- Starring: Steve Hatch Katie Masterson
- Country of origin: United States
- Original language: English
- No. of seasons: 1
- No. of episodes: 12

Production
- Production location: Salt Lake City, Utah
- Running time: 22 minutes
- Production company: Relativity Media

Original release
- Network: TLC
- Release: December 21, 2009 – August 6, 2010

Related
- Cake Boss

= Little Chocolatiers =

American reality television series

Little Chocolatiers is an American reality television series that aired on TLC. The show is based on Steve Hatch and his wife Katie Masterson's chocolate shop and how they make their chocolate. Each episode showed their orders in-the-making.

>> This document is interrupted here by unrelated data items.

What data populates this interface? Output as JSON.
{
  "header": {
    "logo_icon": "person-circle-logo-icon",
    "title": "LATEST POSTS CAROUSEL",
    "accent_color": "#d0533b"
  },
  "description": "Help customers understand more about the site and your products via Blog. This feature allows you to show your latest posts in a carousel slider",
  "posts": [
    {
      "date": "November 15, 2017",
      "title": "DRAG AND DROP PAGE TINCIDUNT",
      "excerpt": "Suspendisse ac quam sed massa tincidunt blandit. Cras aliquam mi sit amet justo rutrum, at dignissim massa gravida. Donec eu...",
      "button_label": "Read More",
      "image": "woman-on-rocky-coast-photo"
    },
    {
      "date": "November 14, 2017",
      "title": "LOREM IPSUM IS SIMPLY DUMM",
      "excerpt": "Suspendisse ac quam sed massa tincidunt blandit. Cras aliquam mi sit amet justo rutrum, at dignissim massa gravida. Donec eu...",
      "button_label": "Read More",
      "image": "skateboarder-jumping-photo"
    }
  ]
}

TLC premiered the show with an hour-long special on December 21, 2009. The regular series debuted on January 31, 2010. The show was put on hold indefinitely in May 2010.

==Episodes==

===Specials (2009)===

| No. | Title | Original release date |
| Special | "Pilot" | December 21, 2009 |
In the one-hour special, husband & wife team Steve and Katie not only need to produce 600 chocolate dice for a casino night party -- they're asked to build a life-sized, all chocolate flower garden for a couple's fifth anniversary, but wonder how to complete a project that's bigger than they are. Then disaster is imminent when the air conditioner in their shop goes down... can they save the chocolate? Meanwhile, Steve must overcome his fear of public speaking.

===Season 1 (2010)===

| No. | Title | Original release date |
| 1 | "For Whom the Chocolate Flows" | January 31, 2010 |
Can the Hatches produce a game of Russian roulette using chocolate covered chili peppers? How will the duo finish a chocolate replica of a log cabin with a flowing river and forest of snow-capped fir trees, and beach pebble stone-all made of chocolate?
| 2 | "The Color of Chocolate" | January 31, 2010 |
Can the Hatches complete a life-sized pool table made entirely of chocolate? Will Katie find new ways to market their chocolate with a reconnaissance mission to the newest chocolate spa in town?
| 3 | "Mr. Chocolate's Opus" | March 30, 2010 |
Can the Hatches build a life-sized chocolate desk complete with books, pencils, papers and photos, all of which are made of chocolate? They also work with an outside company to create some new combinations with chocolate and beer.
| 4 | "Say Anything Chocolate" | March 30, 2010 |
A photographer invites Katie and Steve to stand in a flood of rain, which is made of chocolate. Also, they create a giant chocolate boom box for a couple's celebration of love.
| 5 | "Busting Chocolate" | April 6, 2010 |
Steve and Katie try to change a boss' image by making a giant chocolate bust of him for his employees to devour and Steve also works on a new management style.
| 6 | "Bowling for Chocolate" | April 6, 2010 |
Steven and Katie are hired by a female bowling league to create a 16 foot chocolate bowling alley with life-sized pins and balls; Steve visits a local radio show that requires Katie to make a chocolate version of the shows mascot, which is a lunging weasel.
| 7 | "Chocolate of the Sea" | April 13, 2010 |
Steve and Katie create a 6 foot undersea landscape, which is made entirely out of chocolate. The Hatches also host an all-chocolate baby shower for six pregnant women who are due very soon.
| 8 | "Chocolate on Fire" | April 20, 2010 |
Steve and Katie create a life-sized fireplace for a family reunion. Also, Katie gets an order for a special basket of chocolate fruit.
| 9 | "Pirates of the Chocolean" | April 27, 2010 |
Steve adopts a bad pirate accent while working with Katie on making a giant chocolate treasure chest full of booty for a children's book club.
| 10 | "Checkmate Chocolate" | May 4, 2010 |
A chess champion hires Katie and Steve to make a giant chessboard with 3-foot pieces; the couple use more than 1,000 pounds of chocolate while attempting their biggest project ever.
| 11 | "The Devil Wears Chocolate" | August 6, 2010 |
The Hatches are hired by a shoe designer to make 30 different high-heeled shoes out of chocolate; The couple visit the Utah Capitol to deliver a 100-pound chocolate beehive modeled after the state emblem.
| 12 | "Little Chocolatiers/Big Dollhouse" | August 6, 2010 |
The Hatches receive an order from a mother who wants a completely edible chocolate dollhouse full of furniture that stands 3 feet high and 6 feet long; Katie creates a chocolate painting of a child in a swimsuit; Steve struggles to come up with a chocolate catchphrase.